Engineering Molecular Transformations over Supported Catalysts for Sustainable Energy Conversion

2012 Spring Symposium

 
Matthew Neurock
Departments of Chemical Engineering and Chemistry
University of Virginia


Abstract – Future strategies for energy production will undoubtedly require processes and materials that can efficiently convert sustainable resources into fuels and chemicals. While nature’s enzymes elegantly integrate highly active centers together with adaptive nanoscale environments in order to exquisitely control the catalytic transformation of molecules to specific products, they are difficult to incorporate into large scale industrial processes and limited in terms of their stability. The design of more robust heterogeneous catalytic materials that can mimic enzyme behavior, however, has been hindered by our limited understanding of how such transformations proceed over inorganic materials. The tremendous advances in ab initio theoretical methods along with high performance computing that have occurred over the past two decades provide unprecedented ability to track these molecular transformations and how they proceed at specific sites and within particular environments. This information together with the unique abilities to follow such transformations spectroscopically is enabling the design of unique atomic surface ensembles and nanoscale reaction environment that can efficiently catalyze specific molecular transformations. This talk presents the advances that have occurred within catalysis that have enabled this evolution of molecular engineering and discuss its applications to energy conversion strategies as well as chemical syntheses. More specifically, we will discuss the application to selective oxidation and hydrogenation over supported metals for biomass conversion as well as C-C bond formation reactions.
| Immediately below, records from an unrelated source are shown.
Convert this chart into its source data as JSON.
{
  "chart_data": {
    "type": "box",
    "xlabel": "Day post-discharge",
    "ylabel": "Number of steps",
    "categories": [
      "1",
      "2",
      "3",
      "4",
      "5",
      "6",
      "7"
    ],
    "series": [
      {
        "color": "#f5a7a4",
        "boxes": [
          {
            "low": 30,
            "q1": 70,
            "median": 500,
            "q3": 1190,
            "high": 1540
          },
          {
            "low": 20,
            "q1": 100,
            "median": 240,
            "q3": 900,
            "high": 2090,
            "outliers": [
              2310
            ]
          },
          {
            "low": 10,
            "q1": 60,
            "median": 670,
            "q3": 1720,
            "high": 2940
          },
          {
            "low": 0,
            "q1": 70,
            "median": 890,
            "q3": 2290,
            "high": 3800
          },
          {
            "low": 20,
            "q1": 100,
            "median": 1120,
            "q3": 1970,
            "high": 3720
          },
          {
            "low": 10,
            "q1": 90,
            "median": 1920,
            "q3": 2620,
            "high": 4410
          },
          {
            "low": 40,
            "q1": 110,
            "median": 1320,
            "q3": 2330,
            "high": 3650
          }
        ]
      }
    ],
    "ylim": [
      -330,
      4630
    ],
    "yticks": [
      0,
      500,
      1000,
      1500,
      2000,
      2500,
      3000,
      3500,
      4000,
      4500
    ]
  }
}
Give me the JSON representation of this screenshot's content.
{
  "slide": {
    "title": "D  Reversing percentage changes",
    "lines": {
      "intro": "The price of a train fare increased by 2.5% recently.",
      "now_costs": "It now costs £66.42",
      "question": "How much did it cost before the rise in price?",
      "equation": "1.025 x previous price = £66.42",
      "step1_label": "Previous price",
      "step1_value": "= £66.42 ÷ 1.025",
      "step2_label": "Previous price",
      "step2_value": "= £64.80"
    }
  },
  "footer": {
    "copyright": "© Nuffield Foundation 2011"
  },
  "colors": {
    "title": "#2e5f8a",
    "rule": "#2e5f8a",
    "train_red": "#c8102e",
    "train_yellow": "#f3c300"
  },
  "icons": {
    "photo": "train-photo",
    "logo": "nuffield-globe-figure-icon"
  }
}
Speaker’s Biography – Matt Neurock is the Alice M. and Guy A. Wilson Professor of Chemical Engineering and Professor of Chemistry at the University of Virginia. He joined the faculty in Chemical Engineering at the University of Virginia in 1995 after receiving his Ph.D. from the University of Delaware and working as a postdoctoral Fellow at the Eindhoven University of Technology and at the DuPont Corporate Catalysis Center. He has received various awards for his research in computational catalysis and molecular reaction engineering including the 2007 R.H. Wilhelm Award in Chemical Reaction Engineering from the American Institute of Chemical Engineers and the 2005 Paul H. Emmett Award in Fundamental Catalysis from the North American Catalysis Society. He has co-authored 200 papers, two patents and two books. He is currently an editor for the Journal of Catalysis and serves on the editorial board for Applied Catalysis A: General, Electrocatalysis, and the international advisory board, ChemCatChem.